Inside the lungs are lots of tiny tubes, the bronchi, down which air passes to reach specialized air sacs, the alveoli; here, oxygen enters the bloodstream and carbon dioxide leaves the blood to be exhaled. CF children have normal lungs at birth, but the mucus produced in them is abnormally thick, so it blocks some of the similar airways and leads to infection and, later, to lung damage.
Treatment The aim of treatment is to keep the lungs as normal as possible, and there are two components to this:
- Clearing the sticky mucus from the airways with physiotherapy, breathing exercises, physical exercises, physical exercise, and medication.
- Prevention and prompt treatment of chest infections, usually with antibiotics.
WHAT PARENTS CAN DO: Even with pancreatin, a child with CF may not absorb all the nourishment she needs in order to grow normally. The child will therefore need more calories, so high-energy snacks between meals, such as milkshakes, are helpful. Monitor the child’s growth to ensure she is gaining height and weight as she should.
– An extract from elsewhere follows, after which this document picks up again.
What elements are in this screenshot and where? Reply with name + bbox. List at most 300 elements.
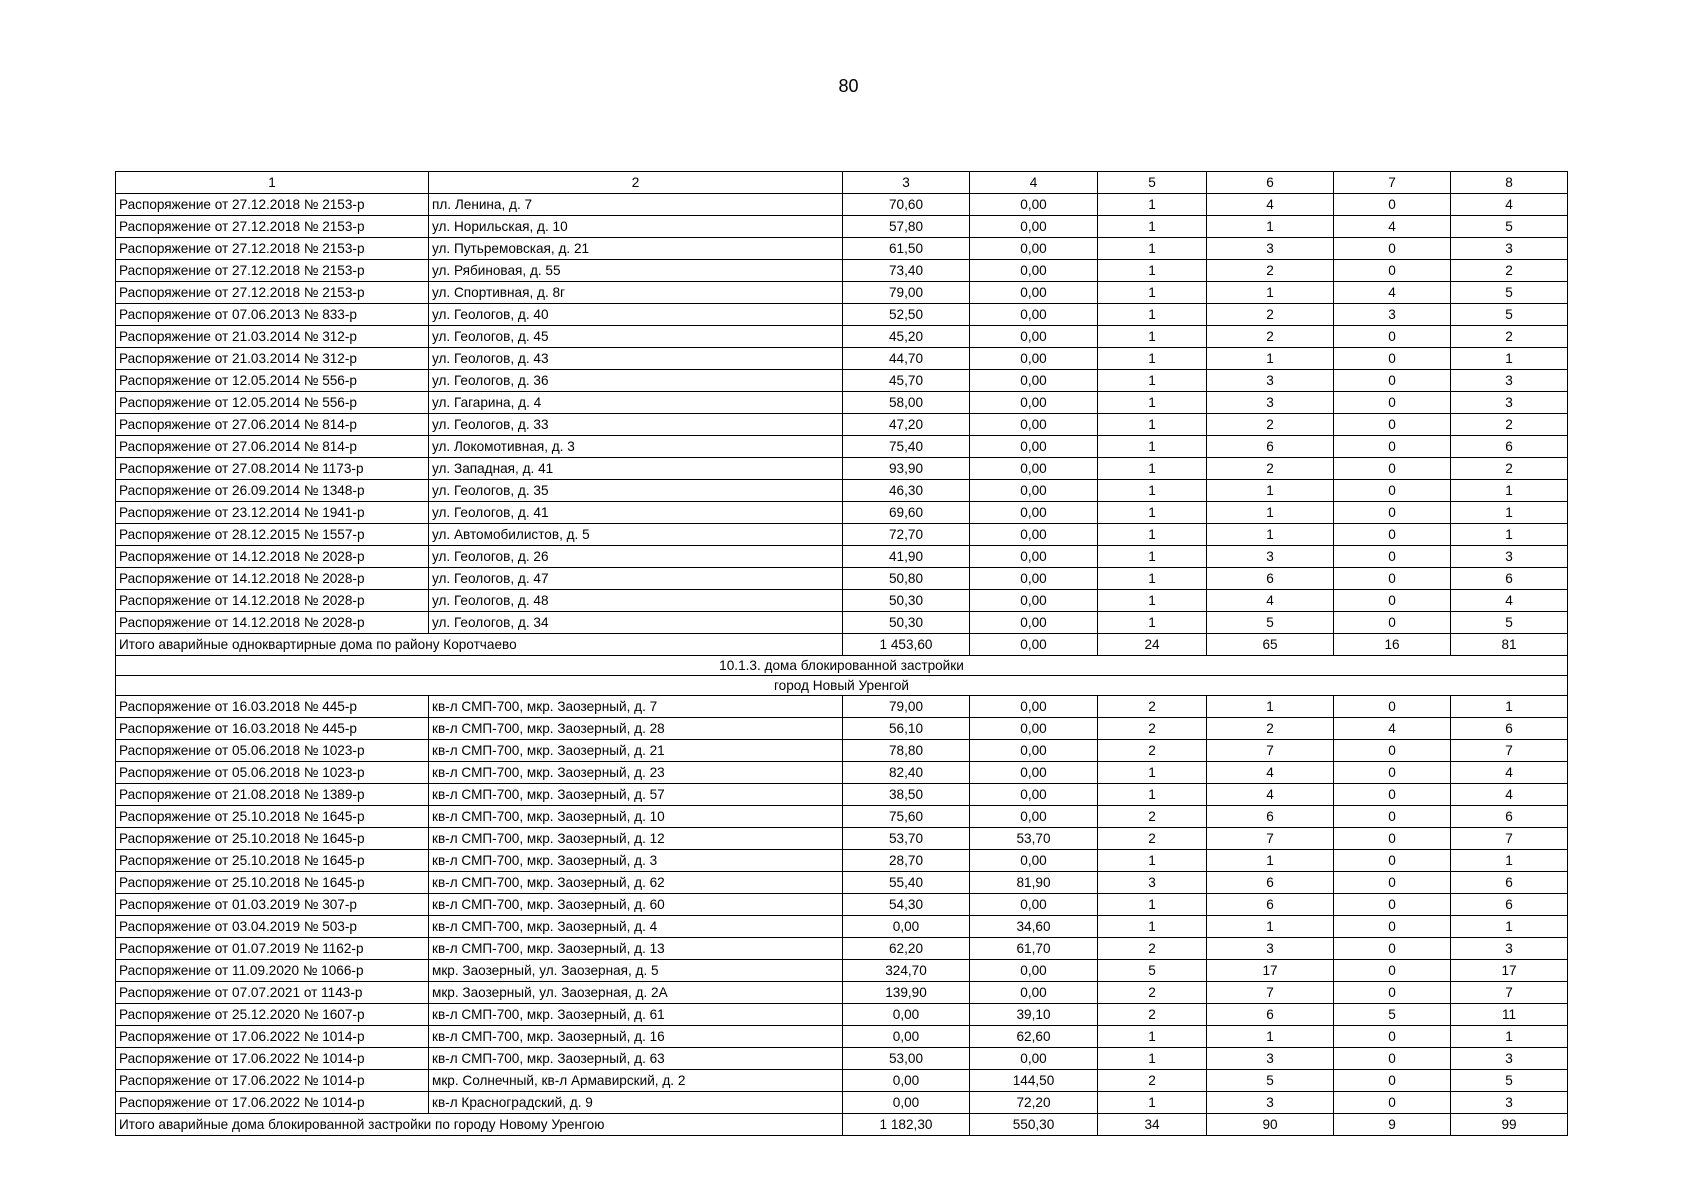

The only way to learn how to clear the thick mucus from the child’s chest is from a physiotherapist and with lots of practice, so parents should not be afraid to ask for help. Physiotherapy should be started at the time of the diagnoses, and it’s important to get into a routine early on. It will need to be done twice a day when the child is well and more often when she has a chest infection.
Parents should work very closely with a doctor on the prevention and treatment of chest infections. Should an infection occur, the child will need extra physiotherapy and antibiotics.
WHEN TO SEE THE DOCTOR: Your CF child is very vulnerable to chest infections, so it’s important to seek medical help promptly, either from the child’s doctor or hospital clinic, if there is a suspicion that something is wrong. The following symptoms may indicate that a doctor’s visit is needed.
- Decreased or poor appetite
- Weight loss
- Stomach aches
- Frequent or loose stools
- Increased or frequent cough
- Increased sputum
- Change in the color of sputum
- Unwillingness to exercise
- Cold symptoms
Physiotherapy: To clear the thick mucus from the child’s chest, use physiotherapy twice a day, and more often during chest infections.
Immunization and CF
Babies with CF are particularly at risk from the common childhood infectious diseases, especially those that may affect the lungs.
A child with CF must stick rigidly to the normal immunization schedule, and injections should be postponed only in very exceptional circumstances and after consultation with the child’s doctor. Having a cold or a cough is not sufficient reason to delay immunization.
Blocked airways: Thick mucus blocks the airways, starving them of oxygen and ultimately causing parts of the lung to collapse.